JAKARTA, Berita HUKUM - Organisasi Papua Merdeka (OPM) versi TPNB-Papua, bila dicermati sangatlah mirip dengan Gerakan Aceh Merdeka (GAM) saat sebelum adanya MOU HELSINKY tahun 2005.
Puluhan ribu lebih manusia kehilangan nyawa tanpa dapat dicegah para pihak bersengketa. MOU HELSINKY Tahun 2005 dianggap telah dapat menyelesaikan masalah yang ada di Daerah istimewa Aceh (D.I.A), pasca 14 tahun MOU tersebut berjalan keadaan kehidupan dan penghidupan warga masyarakat Aceh tak kunjung membaik akibat pertikaian atau konflik Internal maupun eksternal antar kelompok, antar partai Lokal yang ada, serta terindikasi seperti 'API Dalam Sekam' yang sewaktu-waktu menjadi 'BAHAYA' bagi persatuan dan Kesatuan yang selama ini dipertahankan pemerintahan Presiden Jokowi.

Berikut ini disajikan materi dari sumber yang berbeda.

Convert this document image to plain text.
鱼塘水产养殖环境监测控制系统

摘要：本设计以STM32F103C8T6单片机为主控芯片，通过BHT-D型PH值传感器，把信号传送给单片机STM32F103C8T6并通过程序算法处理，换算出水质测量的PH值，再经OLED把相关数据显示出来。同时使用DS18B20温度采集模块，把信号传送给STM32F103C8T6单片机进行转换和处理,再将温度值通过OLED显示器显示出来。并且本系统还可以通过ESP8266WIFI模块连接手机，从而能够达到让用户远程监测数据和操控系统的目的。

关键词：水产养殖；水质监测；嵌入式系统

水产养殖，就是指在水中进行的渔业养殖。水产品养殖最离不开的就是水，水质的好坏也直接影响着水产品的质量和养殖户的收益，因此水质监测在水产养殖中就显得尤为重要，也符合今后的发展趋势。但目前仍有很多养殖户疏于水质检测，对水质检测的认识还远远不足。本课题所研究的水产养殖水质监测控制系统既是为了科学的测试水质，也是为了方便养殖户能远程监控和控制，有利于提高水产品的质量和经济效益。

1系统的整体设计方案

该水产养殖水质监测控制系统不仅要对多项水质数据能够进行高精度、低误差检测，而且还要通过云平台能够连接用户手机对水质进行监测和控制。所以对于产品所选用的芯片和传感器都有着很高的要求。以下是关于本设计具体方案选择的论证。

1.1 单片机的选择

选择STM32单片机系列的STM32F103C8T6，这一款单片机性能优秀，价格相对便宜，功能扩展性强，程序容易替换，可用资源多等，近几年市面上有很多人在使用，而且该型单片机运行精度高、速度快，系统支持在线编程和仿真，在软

Pertikaian demi pertikaian secara terus menerus terjadi antar kelompok disebabkan berbagai masalah yang nyata jelas didepan mata warga Aceh tanpa dapat diketahui Pemerintah Pusat. Dan jika dibiarkan saja tanpa adanya pencegahan yang sistematis masif. Maka kelompok-kelompok yang ada dan yang masih memiliki sisa-sisa stok persenjataan modern dapat menimbulkan kontak fisik bersenjata yang baru setelah 14 tahun berlalu pasca MOU HELSINKY.
Sudah selayaknya isi materi MOU HELSINKY sangat perlu dijaga dikawal dan diawasi pelaksanaannya secara terus menerus para pihak, guna terwujudnya Kesejahteraan, Keadilan dan Kemakmuran warga masyarakat Aceh."Peperangan Fisik selama 32 tahun lebih akibat Gerakan Aceh Merdeka (GAM) memperjuangkan hak-haknya sebagai warga Negara yang Istimewa dibanding a Provinsi lainnya yang ada di NKRI ini," ungkap Pengamat independen, Doli Yatim pada wartawan, Jakarta, Senin (16/9).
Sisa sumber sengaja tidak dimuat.